Por: Chico Alves, UOL – Para divulgar sua “Nota à Nação Brasileira”, na qual reage ao pedido de apreensão do celular do presidente Jair Bolsonaro, feito por Celso de Mello, decano do STF, o ministro do Gabinete de Segurança Institucional, Augusto Heleno, baseou-se em alguns princípios valiosos. A harmonia, a institucionalidade e a estabilidade dos poderes nacionais estariam em jogo com a decisão, disse no texto, em tom de ameaça.
As preocupações manifestadas na nota (que, segundo o ministro da Defesa, recebeu o apoio das Forças Armadas) têm mão única. Como no artigo do vice-presidente Hamilton Mourão, publicado há alguns dias, no texto de Heleno só os que estão fora do governo representam riscos institucionais.
Proponho ao ministro do GSI e aos generais que revejam o vídeo da reunião ministerial de 22 de abril e respondam a perguntas que relaciono a seguir, baseadas nos mesmos três princípios básicos da nota de Heleno:
– Não constitui ameaça à estabilidade nacional o anunciado plano do presidente da República de armar o povo para resistir a determinações legais (conforme decidiu o STF) de governadores e prefeitos?
– Faz parte do padrão de institucionalidade que desejam a manutenção por parte do presidente de um “sistema particular” de informações, formado por policiais que atuam de forma clandestina?
– Não consideram afronta à instituição máxima do Poder Judiciário que um ministro diga claramente em reunião do governo que quer ver na cadeia os ministros do Supremo Tribunal Federal, a quem chama de “vagabundos”? Isso colabora para a “harmonia entre os poderes” que a nota menciona?
– Também não enxergam qualquer instabilidade quando uma ministra propõe a seus pares a prisão de prefeitos e governadores que tentam combater a covid-19?
– É institucional a proposta anunciada pelo ministro do Meio Ambiente de encarar a maior pandemia da história como uma “oportunidade” para implantar dispositivos “infralegais” (ou seja, ilegais) contra as normas de conservação ambiental?
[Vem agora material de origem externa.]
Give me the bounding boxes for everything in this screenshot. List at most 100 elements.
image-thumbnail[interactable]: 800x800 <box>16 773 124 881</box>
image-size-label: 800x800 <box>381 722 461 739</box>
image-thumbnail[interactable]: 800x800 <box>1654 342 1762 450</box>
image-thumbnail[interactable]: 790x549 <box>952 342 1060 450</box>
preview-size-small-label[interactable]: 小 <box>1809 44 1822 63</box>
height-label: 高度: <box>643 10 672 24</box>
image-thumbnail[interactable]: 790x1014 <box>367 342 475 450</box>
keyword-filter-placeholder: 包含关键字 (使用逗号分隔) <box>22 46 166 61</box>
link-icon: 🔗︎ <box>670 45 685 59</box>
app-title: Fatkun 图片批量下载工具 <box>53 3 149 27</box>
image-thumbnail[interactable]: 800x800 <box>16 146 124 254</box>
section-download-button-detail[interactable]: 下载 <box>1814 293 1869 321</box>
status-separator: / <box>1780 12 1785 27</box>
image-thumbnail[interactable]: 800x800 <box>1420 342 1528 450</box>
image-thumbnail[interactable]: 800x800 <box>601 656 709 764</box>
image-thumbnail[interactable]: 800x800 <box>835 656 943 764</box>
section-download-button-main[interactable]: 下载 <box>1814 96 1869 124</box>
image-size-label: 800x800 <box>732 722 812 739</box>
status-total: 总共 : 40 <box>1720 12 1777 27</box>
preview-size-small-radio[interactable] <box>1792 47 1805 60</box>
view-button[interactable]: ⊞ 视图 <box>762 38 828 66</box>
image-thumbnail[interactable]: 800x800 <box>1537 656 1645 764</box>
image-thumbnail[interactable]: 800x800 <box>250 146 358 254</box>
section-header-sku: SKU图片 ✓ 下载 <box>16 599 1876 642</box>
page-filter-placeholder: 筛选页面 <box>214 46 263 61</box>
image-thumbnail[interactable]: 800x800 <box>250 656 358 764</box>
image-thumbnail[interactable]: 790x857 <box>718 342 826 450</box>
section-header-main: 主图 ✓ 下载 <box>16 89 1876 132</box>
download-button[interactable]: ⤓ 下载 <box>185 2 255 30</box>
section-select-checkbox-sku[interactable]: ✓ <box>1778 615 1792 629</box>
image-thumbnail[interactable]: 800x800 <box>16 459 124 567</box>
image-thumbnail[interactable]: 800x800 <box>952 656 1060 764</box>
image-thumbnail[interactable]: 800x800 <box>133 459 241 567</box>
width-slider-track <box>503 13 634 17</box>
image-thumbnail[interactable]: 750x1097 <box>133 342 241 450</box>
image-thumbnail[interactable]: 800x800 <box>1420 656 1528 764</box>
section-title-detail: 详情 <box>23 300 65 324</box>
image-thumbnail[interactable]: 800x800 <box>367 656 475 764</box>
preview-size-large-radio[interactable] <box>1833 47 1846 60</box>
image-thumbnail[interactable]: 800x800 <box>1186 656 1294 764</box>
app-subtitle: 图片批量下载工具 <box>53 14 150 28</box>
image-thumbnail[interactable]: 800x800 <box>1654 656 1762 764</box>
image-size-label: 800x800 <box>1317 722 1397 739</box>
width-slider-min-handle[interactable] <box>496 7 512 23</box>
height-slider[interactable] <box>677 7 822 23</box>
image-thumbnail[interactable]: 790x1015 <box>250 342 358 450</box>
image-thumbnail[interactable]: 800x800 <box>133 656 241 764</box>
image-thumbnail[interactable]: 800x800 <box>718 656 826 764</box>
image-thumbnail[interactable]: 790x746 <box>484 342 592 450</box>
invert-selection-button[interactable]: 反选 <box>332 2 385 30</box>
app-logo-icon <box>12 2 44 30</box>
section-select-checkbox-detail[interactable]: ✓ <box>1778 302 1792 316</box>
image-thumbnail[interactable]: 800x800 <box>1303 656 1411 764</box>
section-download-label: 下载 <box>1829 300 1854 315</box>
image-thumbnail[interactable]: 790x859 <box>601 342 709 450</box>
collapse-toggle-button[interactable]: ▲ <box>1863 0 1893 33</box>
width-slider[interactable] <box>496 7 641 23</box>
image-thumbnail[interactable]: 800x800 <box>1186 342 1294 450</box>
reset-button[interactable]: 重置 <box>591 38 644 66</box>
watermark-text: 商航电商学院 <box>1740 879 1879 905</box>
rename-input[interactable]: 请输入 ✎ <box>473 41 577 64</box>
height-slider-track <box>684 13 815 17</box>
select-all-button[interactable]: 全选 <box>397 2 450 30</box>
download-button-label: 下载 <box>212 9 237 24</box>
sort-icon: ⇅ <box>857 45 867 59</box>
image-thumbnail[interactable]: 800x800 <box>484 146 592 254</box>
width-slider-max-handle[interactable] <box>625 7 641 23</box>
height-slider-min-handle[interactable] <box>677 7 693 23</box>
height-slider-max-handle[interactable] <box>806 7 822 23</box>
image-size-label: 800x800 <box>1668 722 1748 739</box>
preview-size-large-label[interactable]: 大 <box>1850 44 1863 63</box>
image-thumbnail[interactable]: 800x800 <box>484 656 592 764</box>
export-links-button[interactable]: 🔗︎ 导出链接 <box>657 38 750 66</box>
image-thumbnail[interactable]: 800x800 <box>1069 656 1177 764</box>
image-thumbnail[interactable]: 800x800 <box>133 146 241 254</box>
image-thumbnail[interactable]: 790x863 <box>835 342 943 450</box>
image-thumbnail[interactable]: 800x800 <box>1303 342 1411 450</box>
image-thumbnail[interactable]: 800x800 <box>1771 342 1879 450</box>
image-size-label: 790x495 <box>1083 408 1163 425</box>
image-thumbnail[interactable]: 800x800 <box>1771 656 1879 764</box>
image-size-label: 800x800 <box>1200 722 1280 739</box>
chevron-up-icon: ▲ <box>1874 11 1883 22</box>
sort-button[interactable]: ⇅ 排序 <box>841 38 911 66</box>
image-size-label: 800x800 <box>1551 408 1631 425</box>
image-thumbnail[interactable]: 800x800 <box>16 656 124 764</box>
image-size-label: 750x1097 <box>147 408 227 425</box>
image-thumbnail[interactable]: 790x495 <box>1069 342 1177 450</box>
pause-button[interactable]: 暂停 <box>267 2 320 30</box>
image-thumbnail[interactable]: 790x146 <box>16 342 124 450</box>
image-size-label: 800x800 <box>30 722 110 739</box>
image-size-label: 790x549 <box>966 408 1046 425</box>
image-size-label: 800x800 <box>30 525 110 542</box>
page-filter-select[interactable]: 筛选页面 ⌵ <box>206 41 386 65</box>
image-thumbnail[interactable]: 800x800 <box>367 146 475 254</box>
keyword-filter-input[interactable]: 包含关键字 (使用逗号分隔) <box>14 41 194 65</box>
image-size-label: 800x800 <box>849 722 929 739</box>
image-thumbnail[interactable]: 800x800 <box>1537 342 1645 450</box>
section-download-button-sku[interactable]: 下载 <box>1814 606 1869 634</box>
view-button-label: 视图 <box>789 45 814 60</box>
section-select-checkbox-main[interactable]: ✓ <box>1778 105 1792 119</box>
Tudo isso para driblar o Poder Legislativo?
Essas questões tratam apenas de parte do problema. Nem se fala aqui da incrível omissão sobre a pandemia de coronavírus, do palavreado abjeto, do pouco apreço pelo patrimônio público (como a “porra” do Banco Brasil, de acordo com a classificação de Paulo Guedes) ou do visível constrangimento dos generais por participarem de um encontro tão vulgar.
Ao cobrar institucionalidade, estabilidade e harmonia para reagir a uma decisão do Judiciário prevista em lei, Heleno deveria fazer com que também o governo do qual participa se preocupasse em mantê-las.